Farm Bureau: WDFW should let ranchers see where wolves are

  •  April 3, 2020
  • Washington ranchers in wolf country should get GPS-collar data, rather than depend on state wildlife managers to tell them where dens are in the spring and early summer, a state Farm Bureau official said Tuesday at a meeting of Fish and Wildlife’s Wolf Advisory Group.

    The organization’s director of government relations, Tom Davis, a member of the group, said he’s frustrated by the department’s long-standing policy of blacking out collar data until July 16, well after cattle are turned out on summer grazing pastures.

    The department should trust ranchers to stay away from dens, he said.

    “If you get a bad actor, you do something about the bad actor, but you don’t treat everyone like a bad actor, and that’s what they’re doing now,” Davis said in an interview.

    Fish and Wildlife officials defended the black-out period. Wolf specialist Ben Maletzke said the department keeps ranchers informed about pack movements, including the location of stationary dens. “You don’t need daily conversations to tell them it’s in the same place,” he said.

    The advisory group met by phone Tuesday and planned to meet again Wednesday to review wolf-related activities by the department. Davis used the opportunity to challenge the department’s black-out policy.

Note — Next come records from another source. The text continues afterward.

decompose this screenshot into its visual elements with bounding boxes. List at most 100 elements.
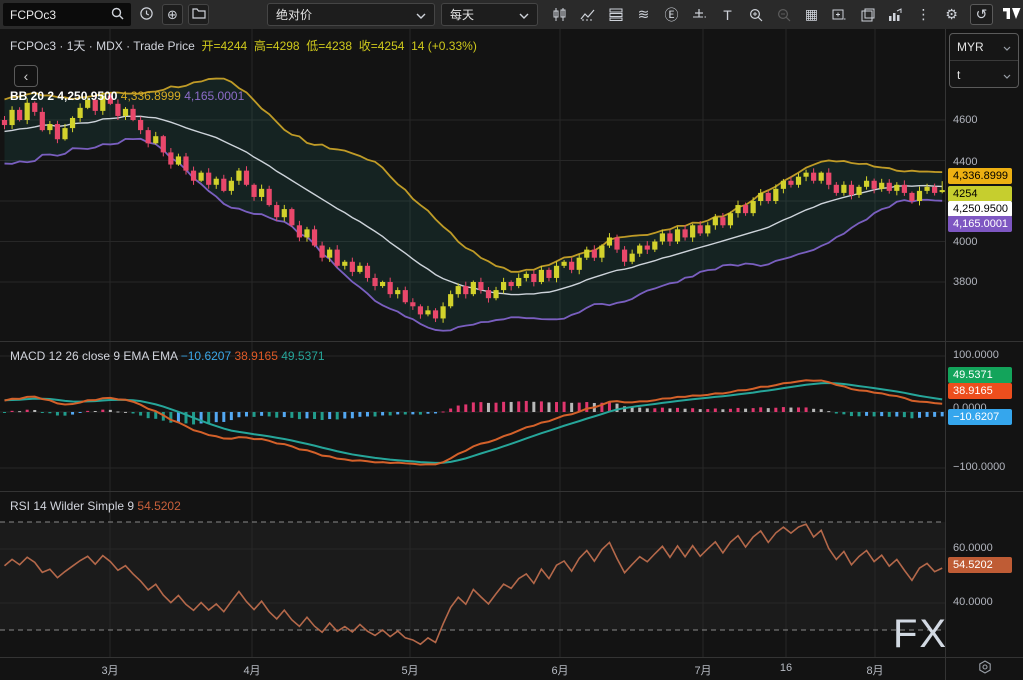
screenshot-icon xyxy=(832,8,847,22)
zoom-out-icon xyxy=(777,8,791,22)
open-layout-button[interactable] xyxy=(188,4,209,25)
price-badge: 49.5371 xyxy=(948,367,1012,383)
symbol-legend[interactable]: FCPOc3 · 1天 · MDX · Trade Price 开=4244 高… xyxy=(10,37,477,54)
legend-high: 高=4298 xyxy=(251,39,300,53)
bb-upper-value: 4,336.8999 xyxy=(121,89,181,103)
rsi-pane[interactable]: RSI 14 Wilder Simple 9 54.5202 xyxy=(0,491,945,657)
legend-low: 低=4238 xyxy=(303,39,352,53)
indicators-button[interactable] xyxy=(578,4,597,25)
macd-signal-value: 49.5371 xyxy=(281,349,324,363)
unit-dropdown[interactable]: t xyxy=(950,61,1018,88)
bb-lower-value: 4,165.0001 xyxy=(184,89,244,103)
bb-legend[interactable]: BB 20 2 4,250.9500 4,336.8999 4,165.0001 xyxy=(10,89,244,103)
time-tick[interactable]: 6月 xyxy=(551,662,568,678)
indicators-icon xyxy=(580,8,596,22)
axis-tick: 40.0000 xyxy=(953,596,993,608)
price-axis[interactable]: MYR t 46004400400038004,336.899942544,25… xyxy=(945,29,1023,657)
chart-type-candles-icon xyxy=(552,7,567,22)
time-tick[interactable]: 7月 xyxy=(694,662,711,678)
alert-icon xyxy=(692,8,707,22)
add-circle-icon: ⊕ xyxy=(167,7,178,23)
price-mode-dropdown[interactable]: 绝对价 xyxy=(267,3,435,26)
price-badge: 4254 xyxy=(948,186,1012,202)
legend-price-type: Trade Price xyxy=(133,39,195,53)
price-mode-value: 绝对价 xyxy=(276,6,312,23)
templates-icon: ≋ xyxy=(638,6,650,23)
tradingview-logo-button[interactable] xyxy=(1002,4,1021,25)
templates-button[interactable]: ≋ xyxy=(634,4,653,25)
settings-button[interactable]: ⚙ xyxy=(942,4,961,25)
currency-dropdown[interactable]: MYR xyxy=(950,34,1018,61)
price-badge: 4,250.9500 xyxy=(948,201,1012,217)
interval-value: 每天 xyxy=(450,6,474,23)
macd-label: MACD 12 26 close 9 EMA EMA xyxy=(10,349,177,363)
axis-tick: −100.0000 xyxy=(953,461,1005,473)
gear-icon: ⚙ xyxy=(945,6,958,23)
zoom-out-button[interactable] xyxy=(774,4,793,25)
chevron-down-icon xyxy=(1003,40,1011,54)
time-tick[interactable]: 5月 xyxy=(401,662,418,678)
clock-icon xyxy=(139,6,154,24)
folder-icon xyxy=(192,7,206,22)
main-chart-canvas[interactable] xyxy=(0,29,945,341)
screenshot-button[interactable] xyxy=(830,4,849,25)
tradingview-logo xyxy=(1003,8,1021,21)
more-button[interactable]: ⋮ xyxy=(914,4,933,25)
search-icon xyxy=(111,7,124,23)
time-axis[interactable]: 3月 4月 5月 6月 7月 16 8月 xyxy=(0,657,945,680)
publish-icon xyxy=(861,8,875,22)
time-tick[interactable]: 3月 xyxy=(101,662,118,678)
events-button[interactable]: Ⓔ xyxy=(662,4,681,25)
rsi-canvas[interactable] xyxy=(0,492,945,657)
chart-type-button[interactable] xyxy=(550,4,569,25)
macd-legend[interactable]: MACD 12 26 close 9 EMA EMA −10.6207 38.9… xyxy=(10,349,325,363)
rsi-label: RSI 14 Wilder Simple 9 xyxy=(10,499,134,513)
time-tick[interactable]: 8月 xyxy=(866,662,883,678)
text-tool-button[interactable]: T xyxy=(718,4,737,25)
text-tool-icon: T xyxy=(723,7,732,23)
axis-divider xyxy=(946,491,1023,492)
axis-tick: 100.0000 xyxy=(953,349,999,361)
more-icon: ⋮ xyxy=(917,6,931,23)
axis-tick: 3800 xyxy=(953,276,977,288)
publish-button[interactable] xyxy=(858,4,877,25)
price-badge: −10.6207 xyxy=(948,409,1012,425)
bb-label: BB 20 2 xyxy=(10,89,54,103)
chevron-left-icon: ‹ xyxy=(24,68,29,84)
add-symbol-button[interactable]: ⊕ xyxy=(162,4,183,25)
time-tick[interactable]: 4月 xyxy=(243,662,260,678)
unit-value: t xyxy=(957,68,960,82)
compare-button[interactable] xyxy=(606,4,625,25)
legend-interval: 1天 xyxy=(67,39,86,53)
symbol-search-input[interactable]: FCPOc3 xyxy=(3,3,131,26)
legend-exchange: MDX xyxy=(96,39,123,53)
time-tick[interactable]: 16 xyxy=(780,662,792,674)
chevron-down-icon xyxy=(1003,68,1011,82)
top-toolbar: FCPOc3 ⊕ 绝对价 每天 xyxy=(0,0,1023,29)
undo-button[interactable]: ↺ xyxy=(970,4,993,25)
table-button[interactable]: ▦ xyxy=(802,4,821,25)
price-badge: 38.9165 xyxy=(948,383,1012,399)
macd-line-value: 38.9165 xyxy=(234,349,277,363)
back-button[interactable]: ‹ xyxy=(14,65,38,87)
time-axis-settings[interactable] xyxy=(945,657,1023,680)
legend-sep: · xyxy=(59,39,63,53)
symbol-text: FCPOc3 xyxy=(10,8,56,22)
zoom-in-button[interactable] xyxy=(746,4,765,25)
interval-history-button[interactable] xyxy=(136,4,157,25)
rsi-legend[interactable]: RSI 14 Wilder Simple 9 54.5202 xyxy=(10,499,181,513)
alert-button[interactable] xyxy=(690,4,709,25)
legend-sep: · xyxy=(126,39,130,53)
main-chart-pane[interactable]: FCPOc3 · 1天 · MDX · Trade Price 开=4244 高… xyxy=(0,29,945,341)
stats-button[interactable] xyxy=(886,4,905,25)
price-badge: 4,165.0001 xyxy=(948,216,1012,232)
interval-dropdown[interactable]: 每天 xyxy=(441,3,538,26)
undo-icon: ↺ xyxy=(976,6,988,23)
axis-tick: 4400 xyxy=(953,156,977,168)
legend-close: 收=4254 xyxy=(355,39,404,53)
legend-change: 14 (+0.33%) xyxy=(408,39,477,53)
macd-pane[interactable]: MACD 12 26 close 9 EMA EMA −10.6207 38.9… xyxy=(0,341,945,491)
trading-chart-app: FCPOc3 ⊕ 绝对价 每天 xyxy=(0,0,1023,680)
macd-canvas[interactable] xyxy=(0,342,945,491)
chevron-down-icon xyxy=(519,8,529,22)
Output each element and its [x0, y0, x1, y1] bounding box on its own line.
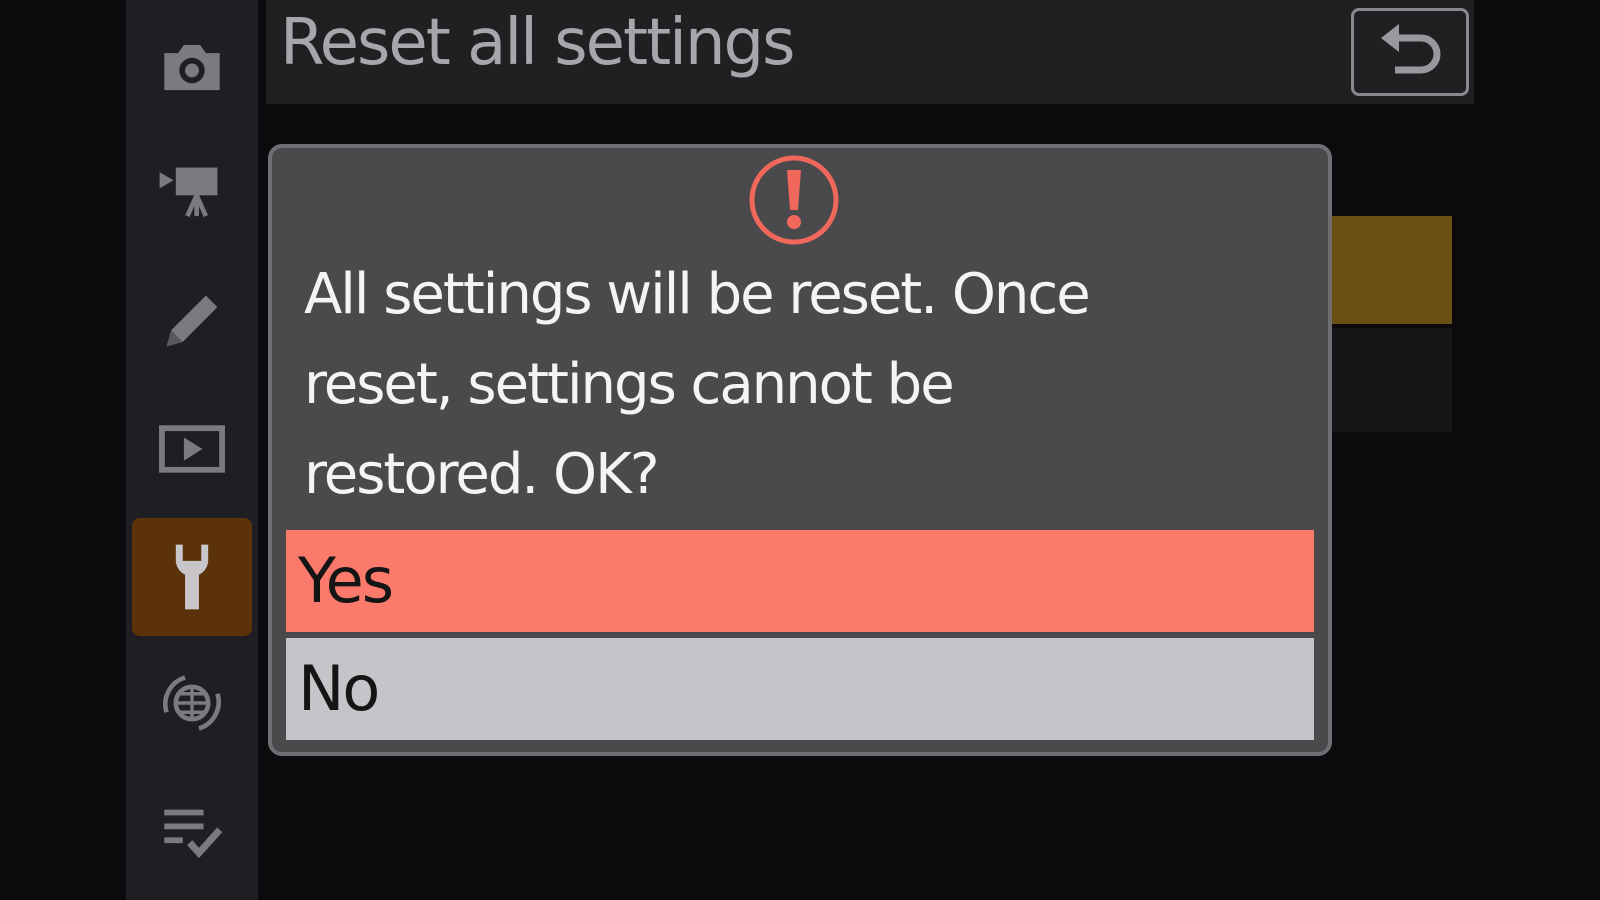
dialog-message-line: reset, settings cannot be — [304, 352, 955, 417]
background-list-row — [1330, 328, 1452, 432]
sidebar-item-movie-recording[interactable] — [132, 134, 252, 252]
dialog-message-line: All settings will be reset. Once — [304, 262, 1091, 327]
warning-exclamation-icon — [749, 155, 839, 245]
dialog-message-line: restored. OK? — [304, 442, 660, 507]
confirm-dialog: All settings will be reset. Once reset, … — [268, 144, 1332, 756]
return-arrow-icon — [1381, 24, 1441, 74]
sidebar-item-playback[interactable] — [132, 390, 252, 508]
my-menu-icon — [164, 809, 223, 859]
back-button[interactable] — [1351, 8, 1469, 96]
sidebar-item-setup[interactable] — [132, 518, 252, 636]
option-yes[interactable]: Yes — [286, 530, 1314, 632]
camera-menu-screen: Reset all settings All settings will be … — [0, 0, 1600, 900]
pencil-icon — [166, 295, 218, 347]
movie-camera-icon — [159, 167, 218, 218]
sidebar-item-network[interactable] — [132, 644, 252, 762]
sidebar-item-custom-settings[interactable] — [132, 262, 252, 380]
background-list-row-selected — [1330, 216, 1452, 324]
option-no[interactable]: No — [286, 638, 1314, 740]
menu-sidebar — [126, 0, 258, 900]
wrench-icon — [175, 544, 209, 610]
dialog-message: All settings will be reset. Once reset, … — [304, 250, 1184, 520]
page-title: Reset all settings — [280, 6, 795, 80]
title-bar: Reset all settings — [266, 0, 1474, 104]
playback-icon — [159, 425, 225, 473]
camera-icon — [164, 45, 220, 91]
network-globe-icon — [163, 675, 221, 731]
sidebar-item-photo-shooting[interactable] — [132, 8, 252, 126]
sidebar-item-my-menu[interactable] — [132, 772, 252, 890]
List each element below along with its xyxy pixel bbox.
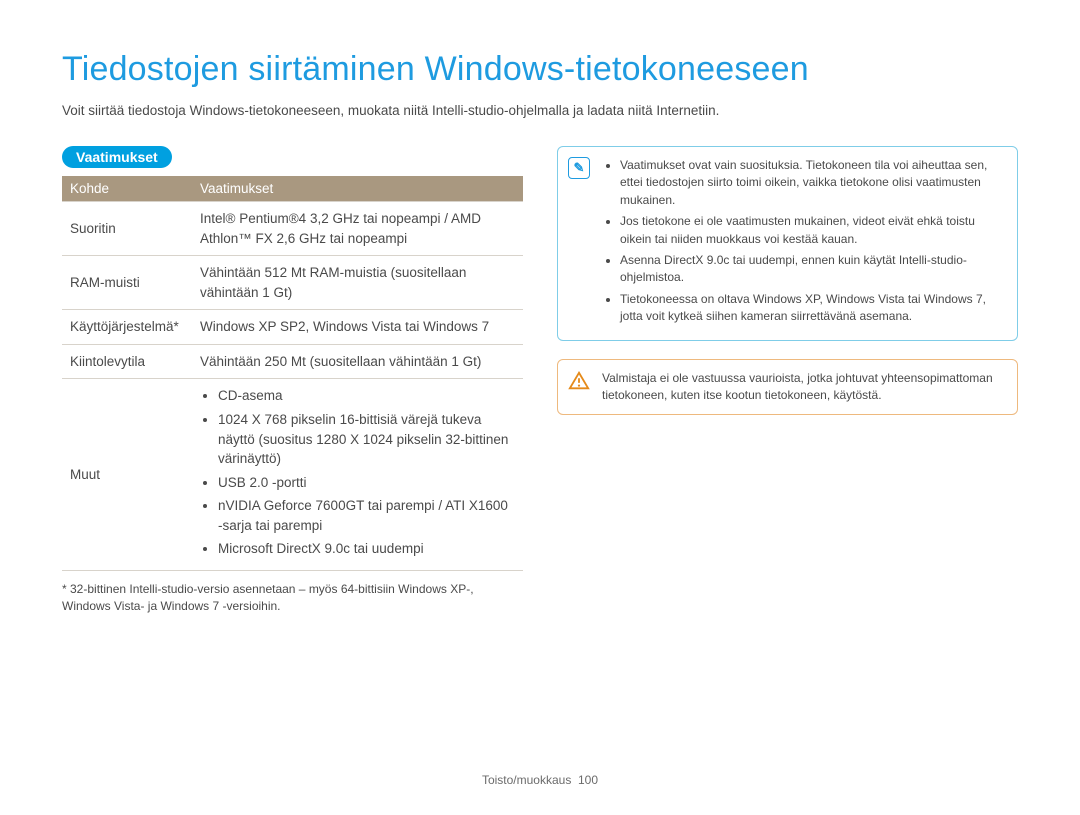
- column-header-item: Kohde: [62, 176, 192, 202]
- note-icon: ✎: [568, 157, 590, 179]
- note-item: Jos tietokone ei ole vaatimusten mukaine…: [620, 213, 1003, 248]
- note-item: Vaatimukset ovat vain suosituksia. Tieto…: [620, 157, 1003, 209]
- cell-label: Käyttöjärjestelmä*: [62, 310, 192, 345]
- list-item: USB 2.0 -portti: [218, 473, 515, 493]
- note-item: Asenna DirectX 9.0c tai uudempi, ennen k…: [620, 252, 1003, 287]
- table-row: RAM-muisti Vähintään 512 Mt RAM-muistia …: [62, 256, 523, 310]
- intro-text: Voit siirtää tiedostoja Windows-tietokon…: [62, 103, 1018, 118]
- warning-text: Valmistaja ei ole vastuussa vaurioista, …: [602, 370, 1003, 405]
- list-item: CD-asema: [218, 386, 515, 406]
- cell-value: Vähintään 512 Mt RAM-muistia (suositella…: [192, 256, 523, 310]
- page-footer: Toisto/muokkaus 100: [0, 773, 1080, 787]
- table-row: Kiintolevytila Vähintään 250 Mt (suosite…: [62, 344, 523, 379]
- footnote: * 32-bittinen Intelli-studio-versio asen…: [62, 581, 523, 615]
- column-header-requirement: Vaatimukset: [192, 176, 523, 202]
- warning-callout: Valmistaja ei ole vastuussa vaurioista, …: [557, 359, 1018, 416]
- list-item: nVIDIA Geforce 7600GT tai parempi / ATI …: [218, 496, 515, 535]
- requirements-table: Kohde Vaatimukset Suoritin Intel® Pentiu…: [62, 176, 523, 571]
- cell-value: CD-asema 1024 X 768 pikselin 16-bittisiä…: [192, 379, 523, 571]
- cell-value: Windows XP SP2, Windows Vista tai Window…: [192, 310, 523, 345]
- list-item: Microsoft DirectX 9.0c tai uudempi: [218, 539, 515, 559]
- note-item: Tietokoneessa on oltava Windows XP, Wind…: [620, 291, 1003, 326]
- cell-label: Kiintolevytila: [62, 344, 192, 379]
- table-row: Muut CD-asema 1024 X 768 pikselin 16-bit…: [62, 379, 523, 571]
- breadcrumb: Toisto/muokkaus: [482, 773, 571, 787]
- cell-label: Muut: [62, 379, 192, 571]
- cell-value: Vähintään 250 Mt (suositellaan vähintään…: [192, 344, 523, 379]
- cell-label: RAM-muisti: [62, 256, 192, 310]
- table-row: Käyttöjärjestelmä* Windows XP SP2, Windo…: [62, 310, 523, 345]
- cell-label: Suoritin: [62, 202, 192, 256]
- warning-icon: [568, 370, 590, 392]
- note-callout: ✎ Vaatimukset ovat vain suosituksia. Tie…: [557, 146, 1018, 341]
- page-title: Tiedostojen siirtäminen Windows-tietokon…: [62, 50, 1018, 89]
- cell-value: Intel® Pentium®4 3,2 GHz tai nopeampi / …: [192, 202, 523, 256]
- table-row: Suoritin Intel® Pentium®4 3,2 GHz tai no…: [62, 202, 523, 256]
- page-number: 100: [578, 773, 598, 787]
- section-heading: Vaatimukset: [62, 146, 172, 168]
- list-item: 1024 X 768 pikselin 16-bittisiä värejä t…: [218, 410, 515, 469]
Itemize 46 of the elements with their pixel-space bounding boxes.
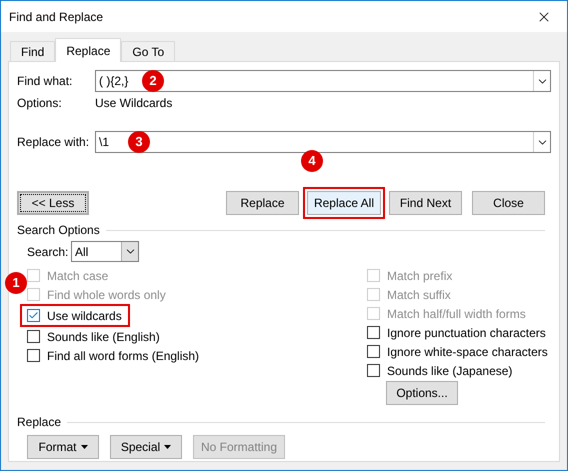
checkbox-label: Sounds like (Japanese) xyxy=(387,362,512,380)
button[interactable]: Find Next xyxy=(389,191,462,215)
checkbox[interactable] xyxy=(367,345,380,358)
button[interactable]: Format xyxy=(27,435,99,459)
less-button[interactable]: << Less xyxy=(17,191,89,215)
caret-down-icon xyxy=(80,445,88,449)
checkbox-label: Match suffix xyxy=(387,286,451,304)
button[interactable]: Replace xyxy=(226,191,299,215)
checkbox-label: Ignore white-space characters xyxy=(387,344,548,360)
checkbox-label: Sounds like (English) xyxy=(47,328,160,346)
button[interactable]: Replace All xyxy=(307,191,381,215)
callout-badge: 2 xyxy=(142,70,164,92)
button[interactable]: Close xyxy=(472,191,545,215)
checkbox-label: Match prefix xyxy=(387,268,452,284)
field-label: Replace with: xyxy=(17,134,90,151)
caret-down-icon xyxy=(164,445,172,449)
options-label: Options: xyxy=(17,94,63,112)
section-heading: Replace xyxy=(17,414,62,431)
checkbox[interactable] xyxy=(27,309,40,322)
text-field[interactable]: ( ){2,} 2 xyxy=(95,70,551,92)
button[interactable]: Special xyxy=(110,435,182,459)
text-field[interactable]: \1 3 xyxy=(95,131,551,153)
checkbox[interactable] xyxy=(27,330,40,343)
tab[interactable]: Replace xyxy=(55,38,122,62)
search-label: Search: xyxy=(27,244,70,260)
options-value: Use Wildcards xyxy=(95,94,172,112)
window-title: Find and Replace xyxy=(9,8,104,26)
checkmark-icon xyxy=(28,310,39,321)
search-dropdown[interactable]: All xyxy=(71,241,139,262)
field-label: Find what: xyxy=(17,73,74,90)
checkbox-label: Match half/full width forms xyxy=(387,306,526,322)
section-heading: Search Options xyxy=(17,222,100,239)
checkbox-label: Use wildcards xyxy=(47,308,122,324)
checkbox-label: Find whole words only xyxy=(47,286,166,304)
callout-badge: 4 xyxy=(301,150,323,172)
checkbox-label: Match case xyxy=(47,268,108,284)
tab[interactable]: Find xyxy=(10,41,56,61)
checkbox[interactable] xyxy=(367,326,380,339)
checkbox-label: Ignore punctuation characters xyxy=(387,324,546,342)
checkbox[interactable] xyxy=(367,364,380,377)
callout-badge: 1 xyxy=(5,272,27,294)
button[interactable]: Options... xyxy=(386,381,458,405)
tab[interactable]: Go To xyxy=(121,41,176,61)
checkbox[interactable] xyxy=(27,349,40,362)
checkbox-label: Find all word forms (English) xyxy=(47,348,200,364)
callout-badge: 3 xyxy=(128,131,150,153)
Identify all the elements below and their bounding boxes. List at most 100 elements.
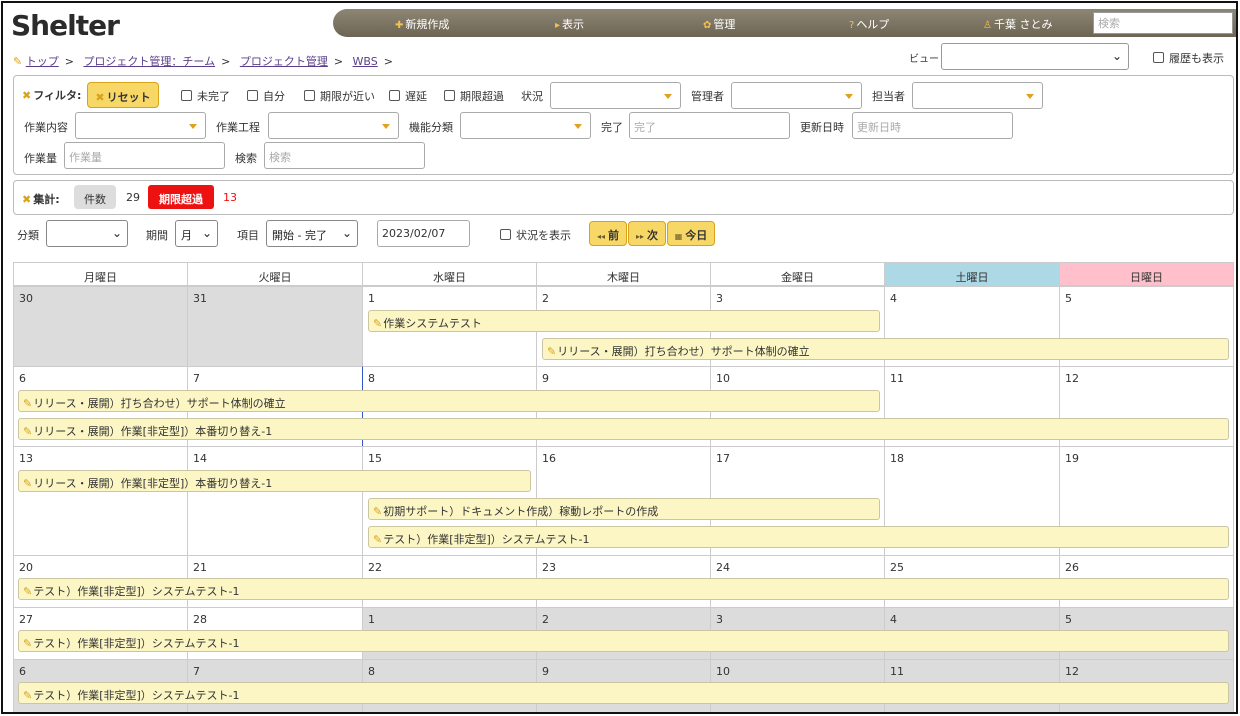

    Ranchers should be able to check daily on wolf movements without waiting to be contacted by the department, he said.

    “I still don’t understand why we’re not making it easier to get this information in the hands of the producers,” Davis said. “We won’t be comfortable until that data pipeline is opened up more, for the good our producers.”

    The collars intermittently signal the location of a wolf, identifying dens in the spring and rendezvous sites in the summer, and giving an overall picture of a pack’s territory.

    Fish and Wildlife had collars on 28 wolves, or 22% of the state’s population, at some point in 2019.

    After July 16, when pups have left dens and are more mobile, ranchers can have direct access to collar data if they sign an agreement to keep the information to themselves. The department has given no indication the policy will change this year.

    “I think Tom’s right. The information should be put other there,” Stevens County Cattlemen’s Association President Scott Nielsen said in an interview. “They (Fish and Wildlife) may have some individual ranchers who are satisfied. I can tell you, I don’t know any of them.”

    Bill McIrvin, a partner in the Diamond M Ranch in northeast Washington, said the family-owned operation isn’t getting information from the department about the whereabouts of wolves. “We are not, and we never have,” he said.

    Diamond M was accused by a Washington State University professor in 2016 of provoking attacks on cattle by placing salt blocks near a den. WSU officials repudiated the comments, saying the claim had no basis in fact and that the ranch didn’t know where the den was when it released cattle.

    McIrvin said knowing that the den was there could have saved the ranch “a lot of heartache.”

    “We would not have put the salt there if we had known because we wouldn’t want to have held cows where the den site was,” he said.

    Diamond M has not signed an agreement with Fish and Wildlife to get collar data after the black-out period. The agreement was too intrusive, McIrvin said.

    He also said the collars allow Fish and Wildlife to name packs, focusing attention on the fate of packs rather than reducing conflicts in specific areas.

    “Collars kind of keep everybody stirred up,” he said. “The wolves aren’t the problem, it’s the bureaucracy around the wolves that are the problem.”